Devrim arabası 1961'de yapıldığına göre, bunun altyapısı menderes döneminde yapılmış demek olur. Üretiminin durdurulması ise İnönü dönemine denk geliyor. Arabanın adı devrim, üretimini durduran devrimciler. Ne komik değil mi? Sonra Oyak, Anadol marka bir otomobil çıkarmıştı o zor günlerde.
Kaportası kontrapilak olduğu için eşeklerin iştahını kabartıyor dediler ve otomobili kemirmelerini mizah konusu ettiler. Bu şekilde Anadol marka araba, geliştirmek yerine alay konusu edildi ki, yabancı arabalar ülkemizde üretilsin. Öyle de oldu. Sonra Renault çıkarıldı. Yerli araba denildi. Şimdi de yerli araba yapma çabalarının sanki ilk olduğu algısı yaygınlaşıyor.
Halbuki Atatürk zamanında uçak yapmış satmışız. Kim durdurmuş bu projeyi? Aselsan cep telefonu çıkarmıştı, neden devam etmedi? Kim bu projeleri durmuş ise, bu hain kimseler ortaya çıkarılsın, tarih önünde yargılansınlar. Yıllardır hızlı trene geçilmesini kim önlemiş, ortaya çıkarılsın. Bu iki arabanın eksik ortak yanı motorunun milli olmayışıdır sanıyorum. Bu yeni otomobilin diğerlerinden farkı motorunun yerli olması lazımdır. Bu konuda bir açıklama bulamadık. Eğer motoru yerli değil ise, yerli demek yerine, diğer otomobiller gibi buna da montaj otomobil demeliyiz.
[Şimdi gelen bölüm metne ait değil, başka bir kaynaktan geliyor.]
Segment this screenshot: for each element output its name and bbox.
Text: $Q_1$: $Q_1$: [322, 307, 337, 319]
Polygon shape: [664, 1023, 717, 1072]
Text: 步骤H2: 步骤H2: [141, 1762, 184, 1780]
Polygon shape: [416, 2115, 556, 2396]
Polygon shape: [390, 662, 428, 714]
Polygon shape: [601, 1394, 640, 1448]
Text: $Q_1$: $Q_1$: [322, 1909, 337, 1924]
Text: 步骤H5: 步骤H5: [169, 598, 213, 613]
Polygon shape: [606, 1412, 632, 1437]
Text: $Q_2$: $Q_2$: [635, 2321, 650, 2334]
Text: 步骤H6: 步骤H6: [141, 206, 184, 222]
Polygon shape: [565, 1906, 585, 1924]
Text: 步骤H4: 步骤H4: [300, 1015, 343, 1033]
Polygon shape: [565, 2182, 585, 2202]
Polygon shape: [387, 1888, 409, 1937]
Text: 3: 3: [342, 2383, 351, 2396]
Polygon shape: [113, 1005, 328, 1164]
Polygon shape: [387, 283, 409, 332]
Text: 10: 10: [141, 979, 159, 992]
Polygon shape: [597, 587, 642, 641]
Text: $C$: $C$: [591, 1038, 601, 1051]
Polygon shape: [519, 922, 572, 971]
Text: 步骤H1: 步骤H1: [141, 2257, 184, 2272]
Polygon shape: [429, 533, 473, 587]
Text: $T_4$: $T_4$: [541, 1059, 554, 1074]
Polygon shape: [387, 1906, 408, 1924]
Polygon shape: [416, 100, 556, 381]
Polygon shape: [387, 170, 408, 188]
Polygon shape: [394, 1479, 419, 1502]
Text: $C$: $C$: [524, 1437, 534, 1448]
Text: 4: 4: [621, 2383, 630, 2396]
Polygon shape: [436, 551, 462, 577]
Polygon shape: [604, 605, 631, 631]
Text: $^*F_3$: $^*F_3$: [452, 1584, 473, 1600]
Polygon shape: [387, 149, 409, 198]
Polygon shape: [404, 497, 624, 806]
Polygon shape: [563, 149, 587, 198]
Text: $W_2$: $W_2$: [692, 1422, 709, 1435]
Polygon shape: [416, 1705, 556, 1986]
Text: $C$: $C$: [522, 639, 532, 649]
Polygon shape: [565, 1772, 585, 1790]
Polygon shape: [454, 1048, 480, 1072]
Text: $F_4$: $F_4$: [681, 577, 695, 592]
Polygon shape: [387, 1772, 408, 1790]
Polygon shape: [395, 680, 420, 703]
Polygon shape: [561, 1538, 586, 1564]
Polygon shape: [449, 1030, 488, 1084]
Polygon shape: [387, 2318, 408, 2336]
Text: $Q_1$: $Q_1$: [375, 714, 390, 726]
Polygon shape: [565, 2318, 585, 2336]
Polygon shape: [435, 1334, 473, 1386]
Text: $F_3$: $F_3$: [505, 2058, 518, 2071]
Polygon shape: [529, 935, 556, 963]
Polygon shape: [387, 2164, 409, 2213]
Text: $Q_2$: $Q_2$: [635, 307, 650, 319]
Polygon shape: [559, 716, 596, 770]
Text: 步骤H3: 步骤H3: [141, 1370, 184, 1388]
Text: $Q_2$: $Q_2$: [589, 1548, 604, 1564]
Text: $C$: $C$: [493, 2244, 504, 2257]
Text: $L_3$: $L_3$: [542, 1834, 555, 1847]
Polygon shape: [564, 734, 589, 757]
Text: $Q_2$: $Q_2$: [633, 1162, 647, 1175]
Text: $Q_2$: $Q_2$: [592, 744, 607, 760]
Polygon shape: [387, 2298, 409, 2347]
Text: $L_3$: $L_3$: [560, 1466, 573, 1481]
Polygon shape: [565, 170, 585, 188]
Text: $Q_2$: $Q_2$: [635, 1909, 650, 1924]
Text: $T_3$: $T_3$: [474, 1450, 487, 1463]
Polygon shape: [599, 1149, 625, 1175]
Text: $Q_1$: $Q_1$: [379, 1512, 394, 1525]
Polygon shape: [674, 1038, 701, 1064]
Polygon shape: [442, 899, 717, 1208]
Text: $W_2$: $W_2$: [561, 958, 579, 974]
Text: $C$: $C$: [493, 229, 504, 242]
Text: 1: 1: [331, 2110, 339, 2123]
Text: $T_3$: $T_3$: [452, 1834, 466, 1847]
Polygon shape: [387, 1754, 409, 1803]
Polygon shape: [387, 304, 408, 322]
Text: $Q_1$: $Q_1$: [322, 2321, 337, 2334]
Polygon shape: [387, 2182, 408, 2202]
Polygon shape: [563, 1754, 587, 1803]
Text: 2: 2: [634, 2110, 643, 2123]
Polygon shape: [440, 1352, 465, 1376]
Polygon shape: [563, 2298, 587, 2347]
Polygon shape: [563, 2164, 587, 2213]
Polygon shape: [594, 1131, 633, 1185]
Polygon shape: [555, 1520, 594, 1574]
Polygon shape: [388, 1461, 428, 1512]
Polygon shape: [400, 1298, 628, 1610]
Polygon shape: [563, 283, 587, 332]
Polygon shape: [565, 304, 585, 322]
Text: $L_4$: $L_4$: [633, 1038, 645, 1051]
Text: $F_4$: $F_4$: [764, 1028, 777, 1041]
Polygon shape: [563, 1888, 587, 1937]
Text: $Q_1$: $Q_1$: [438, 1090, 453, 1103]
Evet, bu arabanın konforu farklıdır sadece. Bu konfor da arabanın fiyatını yükseltiyor. 200 bin liralık arabayı banka kredisi ile almaya kalkarsanız, 400 bin TL. yi bulur. Orta direk bu arabaya binemiyeceğe benziyor. Ruslar gibi 15 bin TL. ye ucuz otomobil yap, herkes binsin. Milli otomobile bu ülkenin asıl sahipleri garibanlar binemiyosa, varlıklı azınlıklar binecekse, bunun neresi milli olur ki? Yine de yerli araba üretme çabalarını destekleriz. Takdir ederiz. Yeter ki gözboyacılığı yapılmasın.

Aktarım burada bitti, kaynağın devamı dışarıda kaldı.